CDFI loan funds have played an important role in funding affordable housing, small businesses, and nonprofit organizations through the funds’ ability to blend philanthropic, public sector, and private sources of capital. These blended assets provide affordable loans and technical assistance to organizations that may lack access to traditional financing. Small businesses particularly may not have the financial reservoirs to bridge disruption during a crisis and are rarely a high priority for philanthropic relief in the early days of disaster recovery. Some small businesses may lack business continuity plans and insurance to cover disruptions. In such situations, access to capital with favorable terms is critical to a small business’s ability to recover and reopen.

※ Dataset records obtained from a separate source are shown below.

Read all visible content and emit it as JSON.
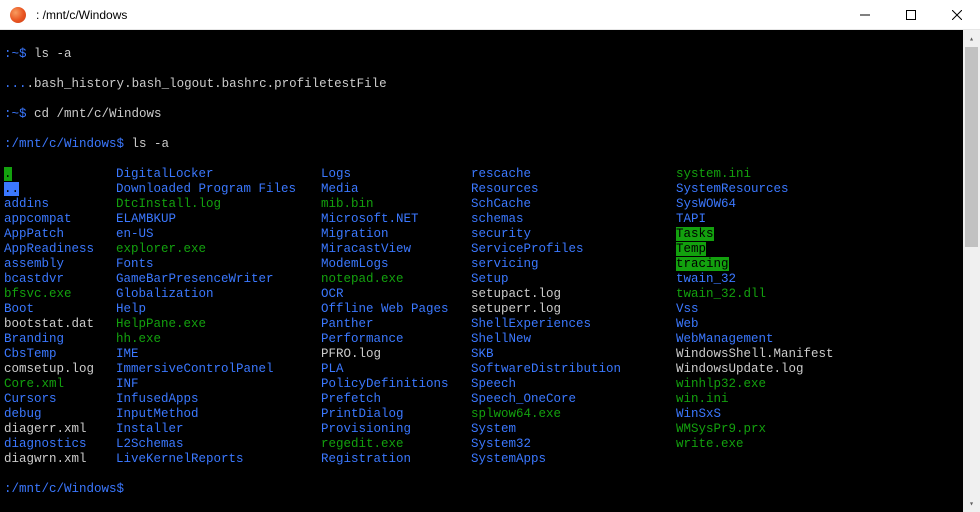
{
  "window": {
    "title": ": /mnt/c/Windows"
  },
  "prompts": {
    "p1_path": ":~$",
    "p1_cmd": " ls -a",
    "p2_path": ":~$",
    "p2_cmd": " cd /mnt/c/Windows",
    "p3_path": ":/mnt/c/Windows$",
    "p3_cmd": " ls -a",
    "p4_path": ":/mnt/c/Windows$",
    "p4_cmd": ""
  },
  "home_ls": {
    "dot": ".",
    "dotdot": "..",
    "f1": ".bash_history",
    "f2": ".bash_logout",
    "f3": ".bashrc",
    "f4": ".profile",
    "f5": "testFile"
  },
  "listing": [
    {
      "c1": {
        "t": ".",
        "cls": "hg"
      },
      "c2": {
        "t": "DigitalLocker",
        "cls": "b"
      },
      "c3": {
        "t": "Logs",
        "cls": "b"
      },
      "c4": {
        "t": "rescache",
        "cls": "b"
      },
      "c5": {
        "t": "system.ini",
        "cls": "g"
      }
    },
    {
      "c1": {
        "t": "..",
        "cls": "hb"
      },
      "c2": {
        "t": "Downloaded Program Files",
        "cls": "b"
      },
      "c3": {
        "t": "Media",
        "cls": "b"
      },
      "c4": {
        "t": "Resources",
        "cls": "b"
      },
      "c5": {
        "t": "SystemResources",
        "cls": "b"
      }
    },
    {
      "c1": {
        "t": "addins",
        "cls": "b"
      },
      "c2": {
        "t": "DtcInstall.log",
        "cls": "g"
      },
      "c3": {
        "t": "mib.bin",
        "cls": "g"
      },
      "c4": {
        "t": "SchCache",
        "cls": "b"
      },
      "c5": {
        "t": "SysWOW64",
        "cls": "b"
      }
    },
    {
      "c1": {
        "t": "appcompat",
        "cls": "b"
      },
      "c2": {
        "t": "ELAMBKUP",
        "cls": "b"
      },
      "c3": {
        "t": "Microsoft.NET",
        "cls": "b"
      },
      "c4": {
        "t": "schemas",
        "cls": "b"
      },
      "c5": {
        "t": "TAPI",
        "cls": "b"
      }
    },
    {
      "c1": {
        "t": "AppPatch",
        "cls": "b"
      },
      "c2": {
        "t": "en-US",
        "cls": "b"
      },
      "c3": {
        "t": "Migration",
        "cls": "b"
      },
      "c4": {
        "t": "security",
        "cls": "b"
      },
      "c5": {
        "t": "Tasks",
        "cls": "hg"
      }
    },
    {
      "c1": {
        "t": "AppReadiness",
        "cls": "b"
      },
      "c2": {
        "t": "explorer.exe",
        "cls": "g"
      },
      "c3": {
        "t": "MiracastView",
        "cls": "b"
      },
      "c4": {
        "t": "ServiceProfiles",
        "cls": "b"
      },
      "c5": {
        "t": "Temp",
        "cls": "hg"
      }
    },
    {
      "c1": {
        "t": "assembly",
        "cls": "b"
      },
      "c2": {
        "t": "Fonts",
        "cls": "b"
      },
      "c3": {
        "t": "ModemLogs",
        "cls": "b"
      },
      "c4": {
        "t": "servicing",
        "cls": "b"
      },
      "c5": {
        "t": "tracing",
        "cls": "hg"
      }
    },
    {
      "c1": {
        "t": "bcastdvr",
        "cls": "b"
      },
      "c2": {
        "t": "GameBarPresenceWriter",
        "cls": "b"
      },
      "c3": {
        "t": "notepad.exe",
        "cls": "g"
      },
      "c4": {
        "t": "Setup",
        "cls": "b"
      },
      "c5": {
        "t": "twain_32",
        "cls": "b"
      }
    },
    {
      "c1": {
        "t": "bfsvc.exe",
        "cls": "g"
      },
      "c2": {
        "t": "Globalization",
        "cls": "b"
      },
      "c3": {
        "t": "OCR",
        "cls": "b"
      },
      "c4": {
        "t": "setupact.log",
        "cls": "w"
      },
      "c5": {
        "t": "twain_32.dll",
        "cls": "g"
      }
    },
    {
      "c1": {
        "t": "Boot",
        "cls": "b"
      },
      "c2": {
        "t": "Help",
        "cls": "b"
      },
      "c3": {
        "t": "Offline Web Pages",
        "cls": "b"
      },
      "c4": {
        "t": "setuperr.log",
        "cls": "w"
      },
      "c5": {
        "t": "Vss",
        "cls": "b"
      }
    },
    {
      "c1": {
        "t": "bootstat.dat",
        "cls": "w"
      },
      "c2": {
        "t": "HelpPane.exe",
        "cls": "g"
      },
      "c3": {
        "t": "Panther",
        "cls": "b"
      },
      "c4": {
        "t": "ShellExperiences",
        "cls": "b"
      },
      "c5": {
        "t": "Web",
        "cls": "b"
      }
    },
    {
      "c1": {
        "t": "Branding",
        "cls": "b"
      },
      "c2": {
        "t": "hh.exe",
        "cls": "g"
      },
      "c3": {
        "t": "Performance",
        "cls": "b"
      },
      "c4": {
        "t": "ShellNew",
        "cls": "b"
      },
      "c5": {
        "t": "WebManagement",
        "cls": "b"
      }
    },
    {
      "c1": {
        "t": "CbsTemp",
        "cls": "b"
      },
      "c2": {
        "t": "IME",
        "cls": "b"
      },
      "c3": {
        "t": "PFRO.log",
        "cls": "w"
      },
      "c4": {
        "t": "SKB",
        "cls": "b"
      },
      "c5": {
        "t": "WindowsShell.Manifest",
        "cls": "w"
      }
    },
    {
      "c1": {
        "t": "comsetup.log",
        "cls": "w"
      },
      "c2": {
        "t": "ImmersiveControlPanel",
        "cls": "b"
      },
      "c3": {
        "t": "PLA",
        "cls": "b"
      },
      "c4": {
        "t": "SoftwareDistribution",
        "cls": "b"
      },
      "c5": {
        "t": "WindowsUpdate.log",
        "cls": "w"
      }
    },
    {
      "c1": {
        "t": "Core.xml",
        "cls": "g"
      },
      "c2": {
        "t": "INF",
        "cls": "b"
      },
      "c3": {
        "t": "PolicyDefinitions",
        "cls": "b"
      },
      "c4": {
        "t": "Speech",
        "cls": "b"
      },
      "c5": {
        "t": "winhlp32.exe",
        "cls": "g"
      }
    },
    {
      "c1": {
        "t": "Cursors",
        "cls": "b"
      },
      "c2": {
        "t": "InfusedApps",
        "cls": "b"
      },
      "c3": {
        "t": "Prefetch",
        "cls": "b"
      },
      "c4": {
        "t": "Speech_OneCore",
        "cls": "b"
      },
      "c5": {
        "t": "win.ini",
        "cls": "g"
      }
    },
    {
      "c1": {
        "t": "debug",
        "cls": "b"
      },
      "c2": {
        "t": "InputMethod",
        "cls": "b"
      },
      "c3": {
        "t": "PrintDialog",
        "cls": "b"
      },
      "c4": {
        "t": "splwow64.exe",
        "cls": "g"
      },
      "c5": {
        "t": "WinSxS",
        "cls": "b"
      }
    },
    {
      "c1": {
        "t": "diagerr.xml",
        "cls": "w"
      },
      "c2": {
        "t": "Installer",
        "cls": "b"
      },
      "c3": {
        "t": "Provisioning",
        "cls": "b"
      },
      "c4": {
        "t": "System",
        "cls": "b"
      },
      "c5": {
        "t": "WMSysPr9.prx",
        "cls": "g"
      }
    },
    {
      "c1": {
        "t": "diagnostics",
        "cls": "b"
      },
      "c2": {
        "t": "L2Schemas",
        "cls": "b"
      },
      "c3": {
        "t": "regedit.exe",
        "cls": "g"
      },
      "c4": {
        "t": "System32",
        "cls": "b"
      },
      "c5": {
        "t": "write.exe",
        "cls": "g"
      }
    },
    {
      "c1": {
        "t": "diagwrn.xml",
        "cls": "w"
      },
      "c2": {
        "t": "LiveKernelReports",
        "cls": "b"
      },
      "c3": {
        "t": "Registration",
        "cls": "b"
      },
      "c4": {
        "t": "SystemApps",
        "cls": "b"
      },
      "c5": {
        "t": "",
        "cls": "w"
      }
    }
  ]
}
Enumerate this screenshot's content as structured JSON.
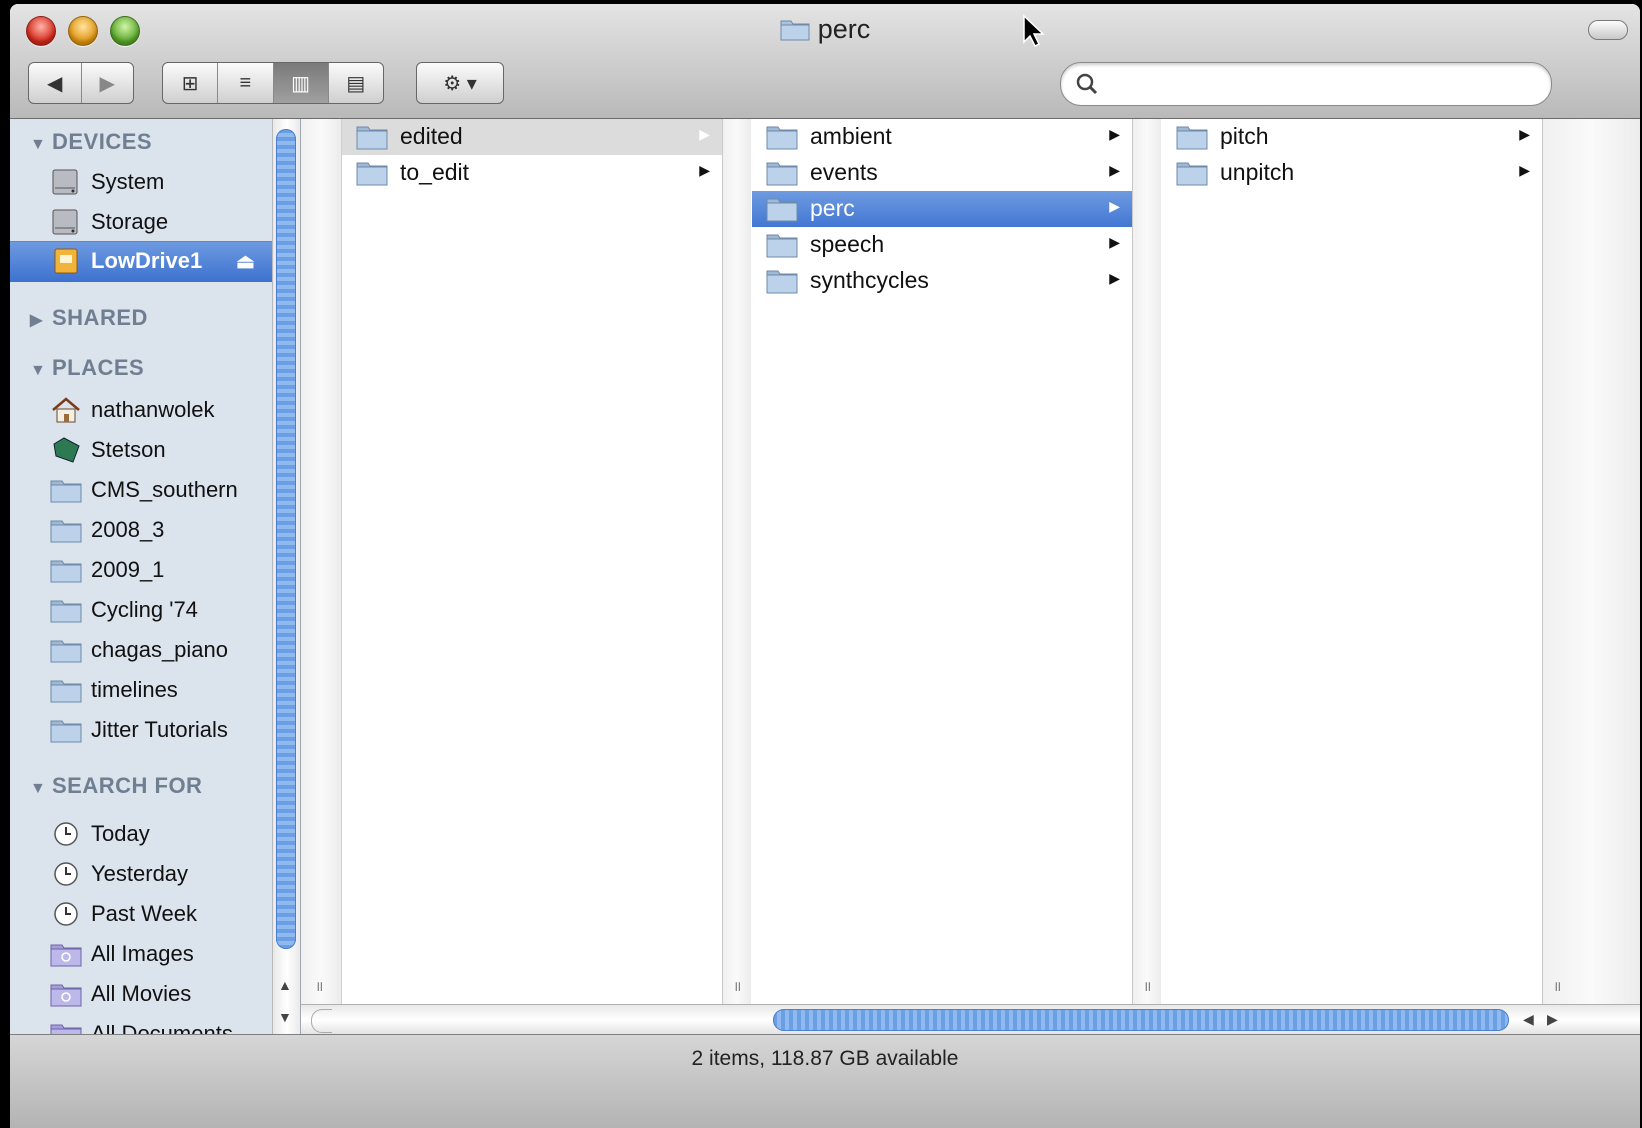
{
  "window": {
    "title": "perc"
  },
  "toolbar": {
    "back": "◀",
    "forward": "▶",
    "view_icon": "⊞",
    "view_list": "≡",
    "view_column": "▥",
    "view_coverflow": "▤",
    "action": "⚙ ▾",
    "search_placeholder": ""
  },
  "sidebar": {
    "sections": {
      "devices": "DEVICES",
      "shared": "SHARED",
      "places": "PLACES",
      "search_for": "SEARCH FOR"
    },
    "devices": [
      {
        "label": "System",
        "icon": "hard-drive-icon"
      },
      {
        "label": "Storage",
        "icon": "hard-drive-icon"
      },
      {
        "label": "LowDrive1",
        "icon": "external-drive-icon",
        "selected": true
      }
    ],
    "places": [
      {
        "label": "nathanwolek",
        "icon": "home-icon"
      },
      {
        "label": "Stetson",
        "icon": "disk-icon"
      },
      {
        "label": "CMS_southern",
        "icon": "folder-icon"
      },
      {
        "label": "2008_3",
        "icon": "folder-icon"
      },
      {
        "label": "2009_1",
        "icon": "folder-icon"
      },
      {
        "label": "Cycling '74",
        "icon": "folder-icon"
      },
      {
        "label": "chagas_piano",
        "icon": "folder-icon"
      },
      {
        "label": "timelines",
        "icon": "folder-icon"
      },
      {
        "label": "Jitter Tutorials",
        "icon": "folder-icon"
      }
    ],
    "search_for": [
      {
        "label": "Today",
        "icon": "clock-icon"
      },
      {
        "label": "Yesterday",
        "icon": "clock-icon"
      },
      {
        "label": "Past Week",
        "icon": "clock-icon"
      },
      {
        "label": "All Images",
        "icon": "smart-folder-icon"
      },
      {
        "label": "All Movies",
        "icon": "smart-folder-icon"
      },
      {
        "label": "All Documents",
        "icon": "smart-folder-icon"
      }
    ]
  },
  "columns": [
    {
      "items": [
        {
          "label": "edited",
          "state": "dim"
        },
        {
          "label": "to_edit",
          "state": ""
        }
      ]
    },
    {
      "items": [
        {
          "label": "ambient",
          "state": ""
        },
        {
          "label": "events",
          "state": ""
        },
        {
          "label": "perc",
          "state": "selected"
        },
        {
          "label": "speech",
          "state": ""
        },
        {
          "label": "synthcycles",
          "state": ""
        }
      ]
    },
    {
      "items": [
        {
          "label": "pitch",
          "state": ""
        },
        {
          "label": "unpitch",
          "state": ""
        }
      ]
    }
  ],
  "status": "2 items, 118.87 GB available",
  "colors": {
    "selection": "#4277d3",
    "sidebar_bg": "#dbe3ec"
  }
}
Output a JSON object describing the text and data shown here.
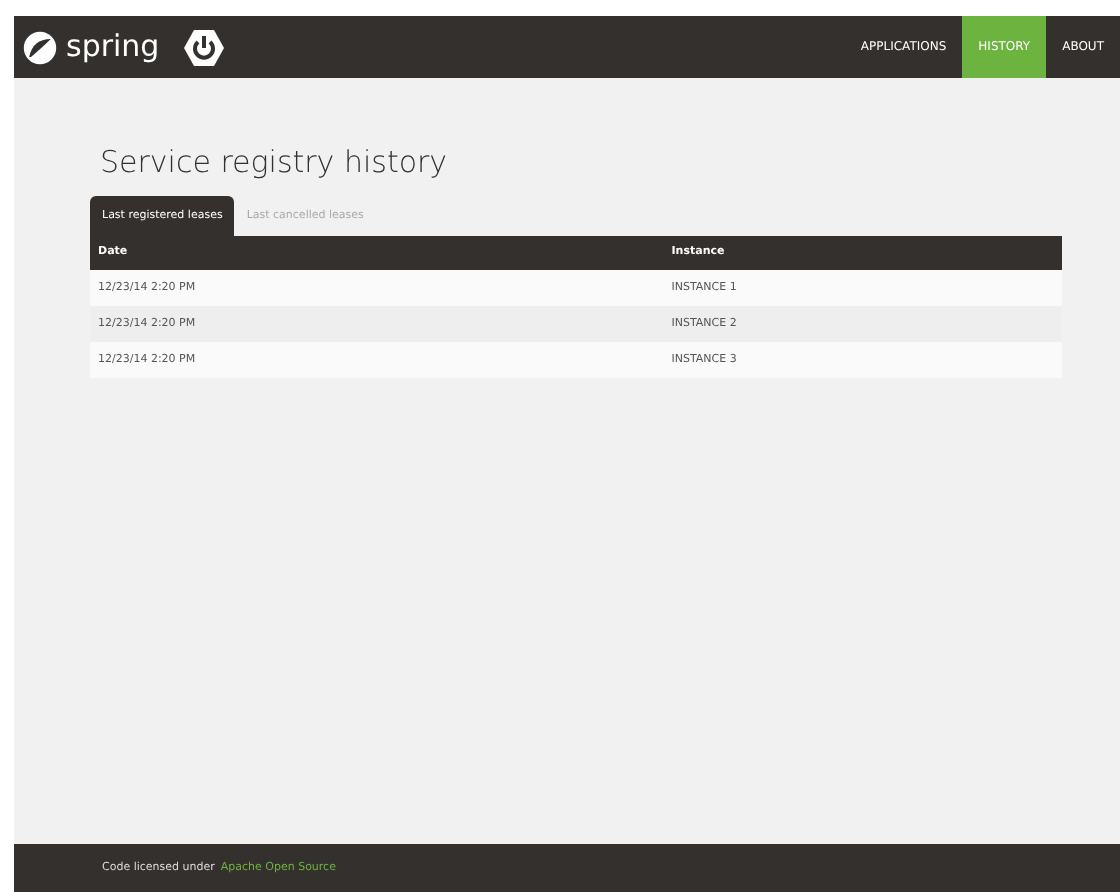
{
  "navbar": {
    "brand": "spring",
    "links": [
      {
        "label": "APPLICATIONS",
        "selected": false
      },
      {
        "label": "HISTORY",
        "selected": true
      },
      {
        "label": "ABOUT",
        "selected": false
      }
    ]
  },
  "title": "Service registry history",
  "tabs": [
    {
      "label": "Last registered leases",
      "selected": true
    },
    {
      "label": "Last cancelled leases",
      "selected": false
    }
  ],
  "table": {
    "columns": [
      "Date",
      "Instance"
    ],
    "rows": [
      [
        "12/23/14 2:20 PM",
        "INSTANCE 1"
      ],
      [
        "12/23/14 2:20 PM",
        "INSTANCE 2"
      ],
      [
        "12/23/14 2:20 PM",
        "INSTANCE 3"
      ]
    ]
  },
  "footer": {
    "text": "Code licensed under",
    "link": "Apache Open Source"
  }
}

In 2020 Bank of America originated more than $394 million in CDFI loans and investments and currently has a $2 billion portfolio in more than 250 CDFIs to finance affordable housing, economic development projects, small businesses, health care centers, charter schools, and other community facilities and services. This includes providing more than $250 million in capital to CDFIs in 2020 to help facilitate loans through the U.S. Small Business Administration’s (SBA) Paycheck Protection Program (PPP), an integral component of helping small businesses that were forced to close or reduce services because of the health crisis.
Also in 2020 we made a $1.25 billion, five-year commitment to advance racial equality and economic opportunity, of which $50 million is dedicated to support minority depository institutions (MDI) and CDFIs. This commitment includes direct actions, investments, and work to catalyze similar efforts across the private sector. The bank’s investments are designed to facilitate lending, housing, neighborhood revitalization, and other banking services. It is through these relationships that we share best practices in working with CDFIs to help transform and develop strong communities. One example is the Scottdale Earning Learning Center discussed later in this article.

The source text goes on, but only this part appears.